In the UK mental health is being spoken about much more than ever before. It's a good thing that this is happening. The focus is mostly on what these days are called 'common mental health problems'.
Back in the day people presenting with such issues were disparagingly labelled as neurotic or even 'the worried well'. Varying degrees and types of anxiety and depression in the main. Social distancing en mass and for a protracted amount of time it seems has led to more people identifying with these conditions. There's almost it seems some kudos to be had in the owning the diagnosis. Social media, TV and celebrities feasting on it for likes, air time and advertising revenue.
The approach to supporting and treating people with mental health problems has been and is very slow to change. The biomedical model continues to hold top trumps. A position historically gained and maintained to date by virtue of governmental and societal apathy, blame and willful misunderstanding. Those struggling and or unable to keep up with or fit in to the norms and expectations of the day are pathologised. Victim blaming masquerading as some kind of moral paternalism.
Medication despite it's very questionable efficacy is still often considered the first line of treatment. Indeed the Mental Health Foundation advises people who are concerned that they are developing a mental health problem should seek the advice and support of their GP as a matter of priority.

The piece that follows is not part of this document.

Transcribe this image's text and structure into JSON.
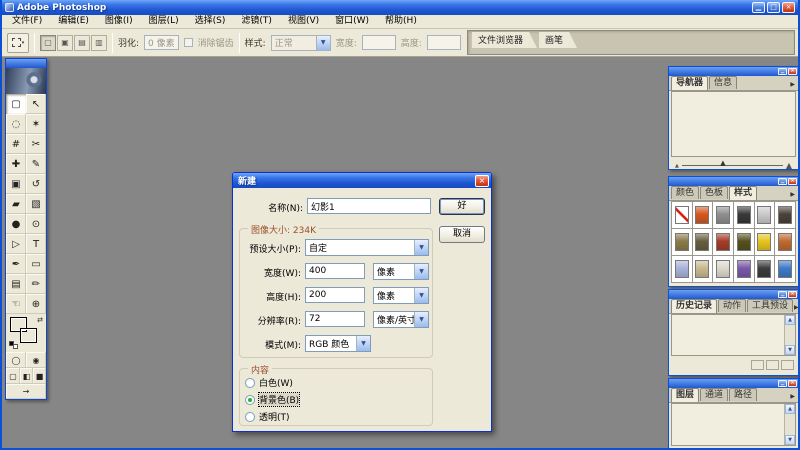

If in distress and needing immediate help people unable to see a GP are advised to visit the local A&E (accident and emergency department of a hospital).
Medication may well offer some short term relief. A prescription has come to be what's expected. The pharmaceutical industry has made sure of that. A diagnosis and a script for tablets is enough to free up doctors consulting rooms within the standard 10 min appointment time. The A&E department provides little more than risk management for those in crisis. Not primarily for the person but rather to reduce any exposure to liability that may be attributed to the absence of other more suitable interventions and support.

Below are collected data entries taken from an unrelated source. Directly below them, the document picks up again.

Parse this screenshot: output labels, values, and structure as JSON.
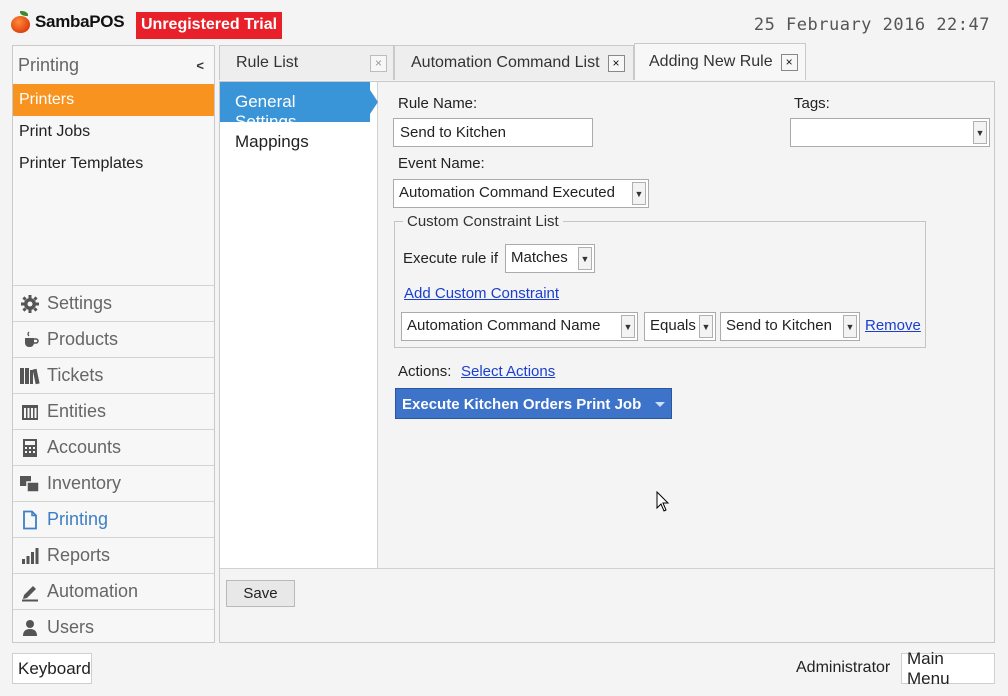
{
  "header": {
    "brand": "SambaPOS",
    "trial_badge": "Unregistered Trial",
    "clock": "25 February 2016 22:47"
  },
  "leftnav": {
    "title": "Printing",
    "subitems": [
      "Printers",
      "Print Jobs",
      "Printer Templates"
    ],
    "active_subitem": "Printers",
    "modules": [
      {
        "label": "Settings",
        "icon": "gear-icon"
      },
      {
        "label": "Products",
        "icon": "coffee-cup-icon"
      },
      {
        "label": "Tickets",
        "icon": "books-icon"
      },
      {
        "label": "Entities",
        "icon": "table-grid-icon"
      },
      {
        "label": "Accounts",
        "icon": "calculator-icon"
      },
      {
        "label": "Inventory",
        "icon": "windows-icon"
      },
      {
        "label": "Printing",
        "icon": "document-icon"
      },
      {
        "label": "Reports",
        "icon": "bar-chart-icon"
      },
      {
        "label": "Automation",
        "icon": "pencil-icon"
      },
      {
        "label": "Users",
        "icon": "user-icon"
      }
    ],
    "active_module": "Printing"
  },
  "tabs": [
    {
      "label": "Rule List",
      "close": "×"
    },
    {
      "label": "Automation Command List",
      "close": "×"
    },
    {
      "label": "Adding New Rule",
      "close": "×"
    }
  ],
  "subnav": {
    "items": [
      "General Settings",
      "Mappings"
    ]
  },
  "form": {
    "rule_name_label": "Rule Name:",
    "rule_name_value": "Send to Kitchen",
    "tags_label": "Tags:",
    "tags_value": "",
    "event_name_label": "Event Name:",
    "event_name_value": "Automation Command Executed",
    "constraint_group_label": "Custom Constraint List",
    "execute_rule_if_label": "Execute rule if",
    "execute_rule_if_value": "Matches",
    "add_constraint_link": "Add Custom Constraint",
    "constraint": {
      "field": "Automation Command Name",
      "operator": "Equals",
      "value": "Send to Kitchen",
      "remove_link": "Remove"
    },
    "actions_label": "Actions:",
    "select_actions_link": "Select Actions",
    "action_item": "Execute Kitchen Orders Print Job"
  },
  "footer": {
    "save_label": "Save"
  },
  "bottombar": {
    "keyboard_label": "Keyboard",
    "user_label": "Administrator",
    "main_menu_label": "Main Menu"
  },
  "colors": {
    "accent_orange": "#f7931e",
    "accent_blue": "#3a95d8",
    "trial_red": "#e8202a",
    "action_blue": "#3d73c9"
  }
}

The Mental Health Foundation says that the week is all about starting conversations about mental health and the things in our daily lives that can affect it. This year they are suggesting that individuals, communities and governments think about connecting with nature and how nature can improve our mental health.

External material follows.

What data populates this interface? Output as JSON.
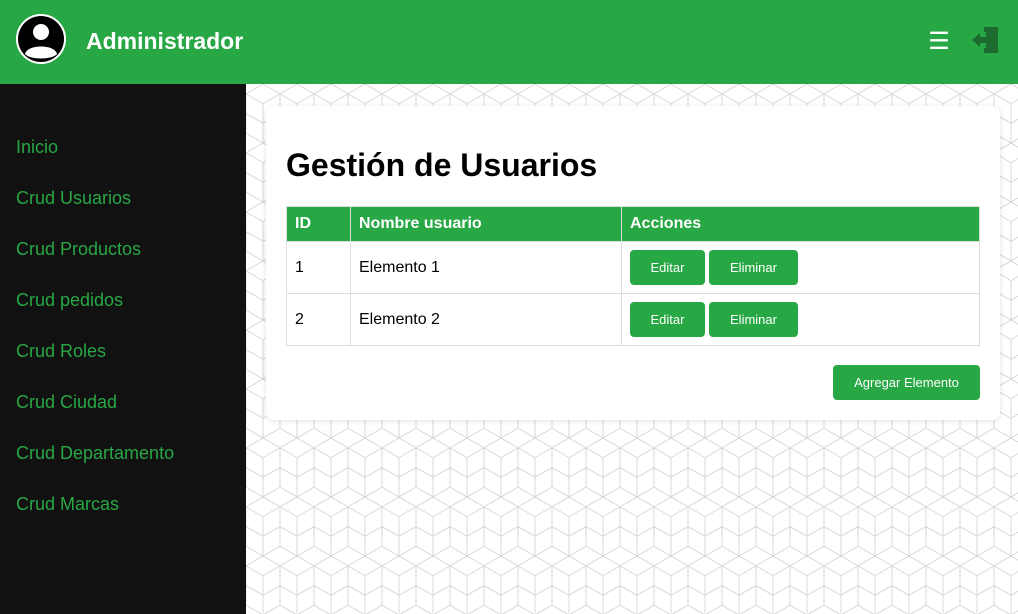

Connecting with nature is for sure a good thing and may well boost peoples mood and sense of well-being. However, to choose nature as the theme for this years campaign seems almost disingenuous and bordering on complicity.
To halt the predicted 2 million additional cases of adults in the UK with mental health problems by 2030, a national preventative mental health strategy should be developed, fully resourced and implemented. A missed opportunity on prevention - The Mental Health Foundation 2016
With that in mind how about calling out facets of modern day life that run counter to the health and welfare of the country? How about starting conversations that explore norms and expectations of everyday life that lead people to feeling they are not good enough? How about holding the government to account for economic policies that put the business interests of the very wealthy before the well-being, good health and security of the population?
If mental health is a sickness that can be treated with medication it seems wholly irresponsible to merely treat the symptoms and ignore the causes. It's no secret that smoking and obesity increases the risk of serious health problems. No one is allowed to ignore that. No one gets treated for heart disease or cancer without being told to make some lifestyle changes. Why then is it okay ignore causes of common mental health problems? They're common not because people are 'sick in the head'. They're common because we live in a sick society. I guess it's okay though because that's business. After all we could always just go and look at some trees.